TOKYO/MILAN (Reuters) - Shares of global automakers and suppliers tumbled on Friday after U.S. President Donald Trump threatened to impose tariffs on imports from Mexico, potentially upending a global manufacturing business model established decades ago.
From Mazda Motor Corp in Japan to Volkswagen AG in Germany to General Motors Co in the United States, carmaker stocks took a hit as a new front opened in the global trade war. Analysts estimated the proposed duties could cost automakers and suppliers as much as $23 billion, an amount that Deutsche Bank’s Emmanuel Rosner said “could cripple the industry.”
Automakers and suppliers could try to pass along tariff costs to consumers. Swedish industrial seals and bearings maker SKF, which supplies carmakers in the United States from Mexico, said it would pass on any tariff impact to customers..
“Margins are so thin in the U.S. market right now that there’s no way that any automaker is not going to pass on these tariffs to their customers,” said Janet Lewis, an analyst at Macquarie Securities.
However, other analysts said tough competition and slowing demand for vehicles would likely force manufacturers to eat much of the added cost. That in turn could force more cost-cutting by auto sector manufacturers.
Major trade groups that represent the Detroit Three automakers and global automakers with U.S. operations criticized the proposed tariffs in statements Friday.

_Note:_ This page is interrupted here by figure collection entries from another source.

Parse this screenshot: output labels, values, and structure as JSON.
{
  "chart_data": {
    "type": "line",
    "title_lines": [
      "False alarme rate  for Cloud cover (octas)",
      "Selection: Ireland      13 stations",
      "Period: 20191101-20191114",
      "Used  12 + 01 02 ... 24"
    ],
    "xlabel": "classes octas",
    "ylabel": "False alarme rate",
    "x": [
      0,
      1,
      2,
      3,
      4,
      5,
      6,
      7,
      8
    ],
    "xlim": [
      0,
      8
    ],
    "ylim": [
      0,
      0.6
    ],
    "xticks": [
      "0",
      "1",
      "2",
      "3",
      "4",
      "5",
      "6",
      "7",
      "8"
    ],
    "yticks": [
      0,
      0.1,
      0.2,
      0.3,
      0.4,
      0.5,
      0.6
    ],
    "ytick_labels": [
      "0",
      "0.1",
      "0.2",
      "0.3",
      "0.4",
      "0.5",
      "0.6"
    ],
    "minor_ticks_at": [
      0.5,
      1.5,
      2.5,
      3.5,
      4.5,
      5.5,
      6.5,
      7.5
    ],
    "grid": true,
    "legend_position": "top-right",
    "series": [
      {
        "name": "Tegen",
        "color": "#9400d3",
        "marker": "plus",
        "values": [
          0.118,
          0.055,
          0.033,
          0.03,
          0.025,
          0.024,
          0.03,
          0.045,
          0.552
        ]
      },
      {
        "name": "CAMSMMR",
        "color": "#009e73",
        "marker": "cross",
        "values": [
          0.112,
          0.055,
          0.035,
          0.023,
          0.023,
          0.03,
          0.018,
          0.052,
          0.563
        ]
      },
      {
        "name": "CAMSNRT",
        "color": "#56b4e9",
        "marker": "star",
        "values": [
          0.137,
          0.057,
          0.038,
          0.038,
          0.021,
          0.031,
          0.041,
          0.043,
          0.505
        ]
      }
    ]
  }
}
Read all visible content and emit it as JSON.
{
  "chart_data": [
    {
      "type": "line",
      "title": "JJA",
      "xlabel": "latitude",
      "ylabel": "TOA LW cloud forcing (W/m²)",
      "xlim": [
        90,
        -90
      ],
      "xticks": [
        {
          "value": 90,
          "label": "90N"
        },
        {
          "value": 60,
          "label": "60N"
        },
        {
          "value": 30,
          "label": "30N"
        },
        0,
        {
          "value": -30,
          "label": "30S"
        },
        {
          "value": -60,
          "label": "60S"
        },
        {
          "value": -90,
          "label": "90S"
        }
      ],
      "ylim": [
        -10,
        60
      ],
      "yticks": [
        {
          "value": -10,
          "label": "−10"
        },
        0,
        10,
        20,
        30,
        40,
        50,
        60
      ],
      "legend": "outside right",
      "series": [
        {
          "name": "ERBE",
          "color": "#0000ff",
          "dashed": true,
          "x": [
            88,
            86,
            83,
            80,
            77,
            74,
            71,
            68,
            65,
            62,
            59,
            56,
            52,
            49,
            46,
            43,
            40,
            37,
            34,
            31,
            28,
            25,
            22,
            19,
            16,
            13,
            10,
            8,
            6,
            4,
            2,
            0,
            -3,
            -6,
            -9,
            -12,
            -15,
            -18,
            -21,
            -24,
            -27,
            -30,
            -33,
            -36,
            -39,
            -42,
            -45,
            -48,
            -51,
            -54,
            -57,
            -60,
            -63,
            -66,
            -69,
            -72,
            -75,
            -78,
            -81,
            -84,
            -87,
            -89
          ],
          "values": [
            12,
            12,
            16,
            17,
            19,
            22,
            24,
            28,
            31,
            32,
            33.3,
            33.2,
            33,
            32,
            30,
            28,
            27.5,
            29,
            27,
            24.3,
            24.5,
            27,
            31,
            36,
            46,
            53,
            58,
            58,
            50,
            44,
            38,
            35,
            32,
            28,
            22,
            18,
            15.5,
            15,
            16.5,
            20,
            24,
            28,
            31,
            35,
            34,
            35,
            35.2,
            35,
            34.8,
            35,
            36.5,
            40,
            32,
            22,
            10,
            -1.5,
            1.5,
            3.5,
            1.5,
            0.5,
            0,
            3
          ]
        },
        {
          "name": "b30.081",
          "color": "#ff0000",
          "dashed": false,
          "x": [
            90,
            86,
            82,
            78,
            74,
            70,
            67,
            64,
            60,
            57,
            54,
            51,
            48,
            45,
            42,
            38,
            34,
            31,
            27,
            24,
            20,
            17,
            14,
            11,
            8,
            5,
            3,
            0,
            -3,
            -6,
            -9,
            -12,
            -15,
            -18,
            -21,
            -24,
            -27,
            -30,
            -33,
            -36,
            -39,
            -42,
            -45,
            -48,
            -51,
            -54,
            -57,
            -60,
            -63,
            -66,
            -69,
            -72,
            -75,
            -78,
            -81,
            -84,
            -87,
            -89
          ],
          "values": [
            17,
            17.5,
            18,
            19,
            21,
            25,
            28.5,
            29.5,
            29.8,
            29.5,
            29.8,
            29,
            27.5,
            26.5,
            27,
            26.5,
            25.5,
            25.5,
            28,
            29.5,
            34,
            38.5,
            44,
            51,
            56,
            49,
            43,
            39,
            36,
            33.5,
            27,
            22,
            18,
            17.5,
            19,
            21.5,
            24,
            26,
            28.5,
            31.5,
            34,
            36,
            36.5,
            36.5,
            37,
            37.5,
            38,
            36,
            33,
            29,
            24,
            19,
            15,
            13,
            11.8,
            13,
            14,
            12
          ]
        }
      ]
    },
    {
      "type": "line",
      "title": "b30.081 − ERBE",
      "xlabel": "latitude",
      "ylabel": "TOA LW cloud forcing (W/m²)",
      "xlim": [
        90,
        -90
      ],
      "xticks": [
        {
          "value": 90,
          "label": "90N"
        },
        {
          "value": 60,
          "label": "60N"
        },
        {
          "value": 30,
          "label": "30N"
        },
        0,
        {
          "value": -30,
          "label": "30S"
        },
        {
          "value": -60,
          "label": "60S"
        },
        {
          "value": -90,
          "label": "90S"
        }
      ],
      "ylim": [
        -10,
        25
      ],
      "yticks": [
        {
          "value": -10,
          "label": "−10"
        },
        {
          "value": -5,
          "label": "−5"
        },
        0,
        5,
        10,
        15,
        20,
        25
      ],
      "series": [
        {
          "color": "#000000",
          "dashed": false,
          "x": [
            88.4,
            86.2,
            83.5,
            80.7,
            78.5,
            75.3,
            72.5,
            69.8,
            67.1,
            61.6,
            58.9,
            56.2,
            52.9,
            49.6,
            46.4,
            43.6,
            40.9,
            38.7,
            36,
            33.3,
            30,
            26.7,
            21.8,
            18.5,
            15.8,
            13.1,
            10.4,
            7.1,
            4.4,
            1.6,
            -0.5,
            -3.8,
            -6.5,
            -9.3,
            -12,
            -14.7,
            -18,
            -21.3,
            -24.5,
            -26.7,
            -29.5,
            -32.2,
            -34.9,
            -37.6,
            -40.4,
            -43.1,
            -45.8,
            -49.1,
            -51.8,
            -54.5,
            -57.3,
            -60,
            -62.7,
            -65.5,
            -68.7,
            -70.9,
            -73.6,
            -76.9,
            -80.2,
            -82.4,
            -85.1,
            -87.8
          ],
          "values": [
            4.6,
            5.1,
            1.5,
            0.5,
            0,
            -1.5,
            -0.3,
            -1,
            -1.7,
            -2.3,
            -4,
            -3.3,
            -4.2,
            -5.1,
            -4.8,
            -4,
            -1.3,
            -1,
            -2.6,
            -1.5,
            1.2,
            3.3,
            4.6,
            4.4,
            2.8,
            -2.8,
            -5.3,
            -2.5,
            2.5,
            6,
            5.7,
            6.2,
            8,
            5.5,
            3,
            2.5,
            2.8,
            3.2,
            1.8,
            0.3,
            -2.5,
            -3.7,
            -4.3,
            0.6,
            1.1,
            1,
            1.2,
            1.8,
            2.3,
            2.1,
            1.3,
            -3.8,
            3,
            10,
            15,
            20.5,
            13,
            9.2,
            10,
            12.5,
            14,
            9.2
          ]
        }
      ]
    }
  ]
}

“Any barrier to the flow of commerce across the U.S.-Mexico border will have a cascading effect – harming U.S. consumers, threatening American jobs and investment,” David Schwietert, interim head of the Alliance of Automobile Manufacturers said in a statement that called tariffs a tax on consumers.
Auto trade groups also expressed concern that a tariff war with Mexico would undermine efforts to win congressional approval for a new U.S., Canada and Mexico trade agreement negotiated by the Trump administration.
Automakers shipped 2.52 million vehicles to the United States from Mexico in 2018, accounting for about 14.6% of total U.S. car and light truck sales, according to IHS Markit, a consulting and market research firm.
Railing against a surge of illegal immigrants across the U.S. southern border, Trump said he would target all goods coming from Mexico with a 5% tariff from June 10, increasing monthly to 25% by Oct. 1, unless Mexico took immediate action.
“In order not to pay Tariffs, if they start rising, companies will leave Mexico, which has taken 30% of our Auto Industry, and come back home to the USA,” Trump wrote in a tweet on Friday.
Auto industry executives have said it would cost billions to abandon factories in Mexico and build replacements in the United States. For years carmakers and auto parts makers have built vehicles and parts in Mexico, taking advantage of its cheap labor, trade deals and proximity to the United States, the world’s second largest auto market after China.
Mexico now dominates production of certain key automotive components, such as wiring harnesses - the networks of cables that connect on-board computers, brakes, headlights and other electrical systems. Mexico produces 97% of the wiring harnesses used in North American made vehicles, said Peter Nagle, senior automotive economist at IHS Markit.
Trump’s threat to impose tariffs rattled a number of global companies and industries. In addition to the auto sector, aerospace suppliers, industrial component makers and electronics firms are vulnerable.
“This being escalated at a time when the China situation is not still resolved shows that Trump views tariffs as a weapon he can use without damage to the U.S. economy. That’s worrying and sends a bad signal for the outlook for global trade overall,” said Jon Harrison, a senior macro strategist at TS Lombard.
The latest threat to impose tariffs on millions of vehicles bound for the United States comes two weeks after Trump announced he would delay a decision on imposing up to 25% tariffs on vehicles from the European Union and Japan by up to six months.
Automakers shipped $52.6 billion worth of vehicles to the United States from Mexican assembly plants in 2018. Another $32.5 billion in auto parts flowed to the U.S. from Mexican factories, according to U.S. Commerce Department data.
Some of the most popular vehicles sold in the United States are made in Mexico, including versions of GM’s Chevrolet Silverado pickup, the Chevrolet Blazer SUV, Volkswagen’s Jetta sedan and Toyota Motor Corp’s Tacoma pickup.
Trump’s tweet ignited a global sell-off in shares of major auto industry players. In Japan, where Trump’s initial tweet threatening tariffs landed as markets were opening, shares in Toyota fell 3% while Nissan dropped 5% and Honda 4%. Mazda took a bigger hit, tumbling 7%. All four operate vehicle assembly plants in Mexico, producing roughly one-third of the vehicles made there.
In Europe, potential merger candidates Fiat Chrysler Automobiles NV and Renault SA led the carmakers lower, each falling 5%, while automotive supplier Faurecia SE was down 4% in late afternoon trading.
In Friday afternoon U.S. trading, shares of GM, Ford and big auto parts makers Delphi Technologies PLC, Aptiv PLC and seat maker Adient PLC all tumbled.